Last week, a majority of industries in the district did not function in protest against the erratic power supply by Tamil Nadu Generation and Distribution Corporation (TANGEDCO). In a memorandum to the Collector Jayashree Muralidharan, a delegation of industrialists led the Vice-President of Tamil Nadu Small and Tiny Industries’ Association (TANSTIA) Rajappa Rajkumar highlighted the travails experienced by industries due to unannounced power cuts, and sought uninterrupted supply for a minimum of five to six hours to industrial estates on rotation.

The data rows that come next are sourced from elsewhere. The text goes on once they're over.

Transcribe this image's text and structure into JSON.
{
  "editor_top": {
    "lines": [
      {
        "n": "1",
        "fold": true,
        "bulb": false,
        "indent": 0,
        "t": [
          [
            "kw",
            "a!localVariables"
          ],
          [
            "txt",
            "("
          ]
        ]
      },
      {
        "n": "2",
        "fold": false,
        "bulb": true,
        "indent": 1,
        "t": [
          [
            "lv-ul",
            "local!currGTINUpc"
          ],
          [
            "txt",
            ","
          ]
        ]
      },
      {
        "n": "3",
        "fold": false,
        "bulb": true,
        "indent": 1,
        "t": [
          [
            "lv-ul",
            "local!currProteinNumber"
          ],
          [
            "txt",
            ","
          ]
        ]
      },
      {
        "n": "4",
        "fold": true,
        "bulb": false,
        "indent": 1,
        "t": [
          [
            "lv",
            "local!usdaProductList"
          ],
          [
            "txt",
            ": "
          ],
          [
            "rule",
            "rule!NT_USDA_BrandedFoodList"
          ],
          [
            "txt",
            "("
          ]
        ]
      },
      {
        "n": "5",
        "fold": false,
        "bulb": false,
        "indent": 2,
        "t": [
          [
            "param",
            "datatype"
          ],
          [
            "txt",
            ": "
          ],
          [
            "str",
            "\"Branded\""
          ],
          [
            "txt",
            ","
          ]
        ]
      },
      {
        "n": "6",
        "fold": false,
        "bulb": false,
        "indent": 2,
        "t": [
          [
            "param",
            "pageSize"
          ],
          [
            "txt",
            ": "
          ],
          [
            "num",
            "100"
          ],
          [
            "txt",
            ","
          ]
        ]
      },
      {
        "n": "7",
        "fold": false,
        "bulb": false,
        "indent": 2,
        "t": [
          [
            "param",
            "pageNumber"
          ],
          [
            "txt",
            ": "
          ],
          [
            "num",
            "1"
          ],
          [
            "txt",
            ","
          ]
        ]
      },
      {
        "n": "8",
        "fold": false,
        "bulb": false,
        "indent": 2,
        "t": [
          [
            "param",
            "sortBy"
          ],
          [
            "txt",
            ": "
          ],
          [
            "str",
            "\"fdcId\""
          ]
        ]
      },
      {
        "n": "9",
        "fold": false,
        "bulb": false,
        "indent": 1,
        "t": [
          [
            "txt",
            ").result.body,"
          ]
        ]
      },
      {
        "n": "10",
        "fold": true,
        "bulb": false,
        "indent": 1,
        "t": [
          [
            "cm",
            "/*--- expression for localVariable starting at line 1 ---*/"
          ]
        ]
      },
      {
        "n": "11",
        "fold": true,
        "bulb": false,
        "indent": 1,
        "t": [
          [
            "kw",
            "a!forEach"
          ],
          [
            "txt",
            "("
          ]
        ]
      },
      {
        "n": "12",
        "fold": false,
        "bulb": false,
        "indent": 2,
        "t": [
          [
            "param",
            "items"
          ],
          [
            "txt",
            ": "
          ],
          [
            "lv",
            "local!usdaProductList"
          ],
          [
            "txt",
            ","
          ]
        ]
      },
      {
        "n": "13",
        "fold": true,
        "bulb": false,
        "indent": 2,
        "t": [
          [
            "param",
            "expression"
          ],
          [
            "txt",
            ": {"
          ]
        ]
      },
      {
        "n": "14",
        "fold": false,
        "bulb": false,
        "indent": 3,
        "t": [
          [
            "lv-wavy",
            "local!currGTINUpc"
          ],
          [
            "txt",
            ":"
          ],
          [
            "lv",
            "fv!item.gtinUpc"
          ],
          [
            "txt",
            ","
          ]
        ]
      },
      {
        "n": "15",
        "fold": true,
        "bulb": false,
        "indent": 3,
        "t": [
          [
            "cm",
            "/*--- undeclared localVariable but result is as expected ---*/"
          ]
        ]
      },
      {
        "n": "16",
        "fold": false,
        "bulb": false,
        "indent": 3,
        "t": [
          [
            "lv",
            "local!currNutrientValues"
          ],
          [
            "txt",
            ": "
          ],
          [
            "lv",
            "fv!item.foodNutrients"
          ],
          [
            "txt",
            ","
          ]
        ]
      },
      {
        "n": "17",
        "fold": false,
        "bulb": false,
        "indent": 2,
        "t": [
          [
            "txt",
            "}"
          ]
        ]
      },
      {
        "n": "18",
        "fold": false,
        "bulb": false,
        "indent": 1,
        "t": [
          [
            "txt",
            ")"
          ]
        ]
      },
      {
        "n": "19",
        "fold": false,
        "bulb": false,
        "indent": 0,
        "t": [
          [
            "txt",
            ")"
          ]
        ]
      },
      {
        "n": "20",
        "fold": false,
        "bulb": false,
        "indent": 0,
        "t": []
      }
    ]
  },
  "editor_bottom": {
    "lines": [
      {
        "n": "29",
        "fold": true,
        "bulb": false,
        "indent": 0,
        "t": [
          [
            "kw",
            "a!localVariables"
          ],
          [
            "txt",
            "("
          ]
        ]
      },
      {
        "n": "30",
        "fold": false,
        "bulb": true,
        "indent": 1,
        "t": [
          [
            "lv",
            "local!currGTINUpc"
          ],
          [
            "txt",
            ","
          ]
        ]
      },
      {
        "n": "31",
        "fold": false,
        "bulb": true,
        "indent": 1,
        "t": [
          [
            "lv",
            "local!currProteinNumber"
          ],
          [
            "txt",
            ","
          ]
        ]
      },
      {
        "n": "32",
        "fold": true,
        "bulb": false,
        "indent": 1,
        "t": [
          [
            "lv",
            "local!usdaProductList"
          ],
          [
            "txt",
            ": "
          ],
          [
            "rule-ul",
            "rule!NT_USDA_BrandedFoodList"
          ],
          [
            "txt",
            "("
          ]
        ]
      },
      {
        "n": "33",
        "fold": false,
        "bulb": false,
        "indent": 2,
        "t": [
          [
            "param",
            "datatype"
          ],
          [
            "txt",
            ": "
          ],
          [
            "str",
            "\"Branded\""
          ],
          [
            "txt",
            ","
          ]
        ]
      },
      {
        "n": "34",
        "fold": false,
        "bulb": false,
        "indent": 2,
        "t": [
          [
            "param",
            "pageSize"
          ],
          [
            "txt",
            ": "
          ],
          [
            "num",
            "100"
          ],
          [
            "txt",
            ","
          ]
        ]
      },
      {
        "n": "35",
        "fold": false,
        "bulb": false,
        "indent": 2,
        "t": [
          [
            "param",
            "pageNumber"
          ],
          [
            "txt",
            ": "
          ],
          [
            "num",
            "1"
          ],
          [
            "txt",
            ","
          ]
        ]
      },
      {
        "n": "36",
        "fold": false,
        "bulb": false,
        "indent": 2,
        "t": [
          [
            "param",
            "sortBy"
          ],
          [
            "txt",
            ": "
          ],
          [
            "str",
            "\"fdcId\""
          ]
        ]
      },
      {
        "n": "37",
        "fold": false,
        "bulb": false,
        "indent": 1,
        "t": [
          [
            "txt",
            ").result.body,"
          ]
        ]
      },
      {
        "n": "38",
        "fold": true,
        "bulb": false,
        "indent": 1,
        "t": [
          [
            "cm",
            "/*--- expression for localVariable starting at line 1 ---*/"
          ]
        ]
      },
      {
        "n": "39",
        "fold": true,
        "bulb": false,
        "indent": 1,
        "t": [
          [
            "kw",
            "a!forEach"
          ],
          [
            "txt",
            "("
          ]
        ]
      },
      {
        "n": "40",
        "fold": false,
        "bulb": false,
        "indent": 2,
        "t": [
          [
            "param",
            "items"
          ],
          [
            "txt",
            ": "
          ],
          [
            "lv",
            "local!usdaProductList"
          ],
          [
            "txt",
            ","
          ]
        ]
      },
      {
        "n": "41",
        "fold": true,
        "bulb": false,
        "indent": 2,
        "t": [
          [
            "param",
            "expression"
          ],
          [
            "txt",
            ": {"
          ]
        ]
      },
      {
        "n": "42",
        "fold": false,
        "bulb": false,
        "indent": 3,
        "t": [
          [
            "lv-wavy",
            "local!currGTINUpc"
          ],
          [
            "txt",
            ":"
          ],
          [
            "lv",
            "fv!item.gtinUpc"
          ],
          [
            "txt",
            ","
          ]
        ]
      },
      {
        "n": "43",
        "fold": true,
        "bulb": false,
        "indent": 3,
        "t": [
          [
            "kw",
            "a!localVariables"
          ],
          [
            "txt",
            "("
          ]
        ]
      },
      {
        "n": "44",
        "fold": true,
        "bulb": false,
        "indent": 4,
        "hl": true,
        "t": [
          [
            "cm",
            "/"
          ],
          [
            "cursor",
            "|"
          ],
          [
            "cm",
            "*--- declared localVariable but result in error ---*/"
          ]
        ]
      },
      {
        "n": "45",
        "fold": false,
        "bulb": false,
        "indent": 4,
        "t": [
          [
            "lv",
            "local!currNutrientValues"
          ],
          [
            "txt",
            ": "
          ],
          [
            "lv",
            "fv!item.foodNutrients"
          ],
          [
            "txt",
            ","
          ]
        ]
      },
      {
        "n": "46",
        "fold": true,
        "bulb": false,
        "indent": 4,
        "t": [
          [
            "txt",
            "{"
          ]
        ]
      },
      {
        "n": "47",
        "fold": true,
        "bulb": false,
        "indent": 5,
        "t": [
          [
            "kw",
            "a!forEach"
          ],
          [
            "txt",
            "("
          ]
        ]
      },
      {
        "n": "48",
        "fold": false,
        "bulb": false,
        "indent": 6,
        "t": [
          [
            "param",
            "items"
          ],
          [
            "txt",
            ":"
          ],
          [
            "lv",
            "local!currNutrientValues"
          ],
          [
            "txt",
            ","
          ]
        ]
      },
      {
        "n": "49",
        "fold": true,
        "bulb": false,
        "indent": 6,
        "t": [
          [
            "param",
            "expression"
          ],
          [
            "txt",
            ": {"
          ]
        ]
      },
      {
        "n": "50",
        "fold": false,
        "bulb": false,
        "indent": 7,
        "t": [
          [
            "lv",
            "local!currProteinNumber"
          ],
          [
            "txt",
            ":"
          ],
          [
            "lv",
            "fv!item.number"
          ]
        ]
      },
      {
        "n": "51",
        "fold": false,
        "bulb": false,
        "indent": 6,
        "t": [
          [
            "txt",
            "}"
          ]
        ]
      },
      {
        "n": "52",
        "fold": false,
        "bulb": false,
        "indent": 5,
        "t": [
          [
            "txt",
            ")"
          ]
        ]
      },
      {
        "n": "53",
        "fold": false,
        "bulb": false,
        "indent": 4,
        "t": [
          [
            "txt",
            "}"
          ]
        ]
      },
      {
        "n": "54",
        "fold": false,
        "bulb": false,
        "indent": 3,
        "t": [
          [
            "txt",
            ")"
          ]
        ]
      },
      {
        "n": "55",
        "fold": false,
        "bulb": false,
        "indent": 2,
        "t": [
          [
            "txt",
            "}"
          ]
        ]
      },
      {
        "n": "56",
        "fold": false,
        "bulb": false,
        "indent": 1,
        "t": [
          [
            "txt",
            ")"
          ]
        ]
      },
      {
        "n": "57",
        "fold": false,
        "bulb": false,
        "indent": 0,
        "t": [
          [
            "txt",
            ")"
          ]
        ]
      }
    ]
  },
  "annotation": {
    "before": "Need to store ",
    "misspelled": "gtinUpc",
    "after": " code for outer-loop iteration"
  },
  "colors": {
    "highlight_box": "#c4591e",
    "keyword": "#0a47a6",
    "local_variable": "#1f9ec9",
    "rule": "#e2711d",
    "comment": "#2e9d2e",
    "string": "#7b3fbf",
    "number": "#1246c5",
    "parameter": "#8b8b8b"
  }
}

The grouse of BHEL Small Industries’ Association is that there is no level playing field as industries in Chennai experience power cut for only two hours a day whereas units elsewhere are unable to put their machineries even to 50 per cent utilization.

Production cost escalates as the ancillary industries generate power from diesel generators to fully utilise the available manpower as also retain customers, according to M. Srinivasan BHELSIA president.

Though prospect for a better power situation appear to be bright in the coming months, it would be advisable for vendor units to make long-term investment on diesel generators to make up for the inevitable power cuts, though of lesser durations, said Mr. Srinivasan, exuding hope that the ACF (Away Centre Fabrication) model that BHEL has been advocating could be turned to the advantage of vendors.

However, for now, the unenviable order position of BHEL is also a cause for worry for the vendor units, most of which are unable to meet the repayment schedules to banks. As things stand, ancillaries that do conversion with BHEL’s raw materials and those adopting ACF model put together will not be able to reach even 60 per cent of last year’s output, Mr. Srinivasan said.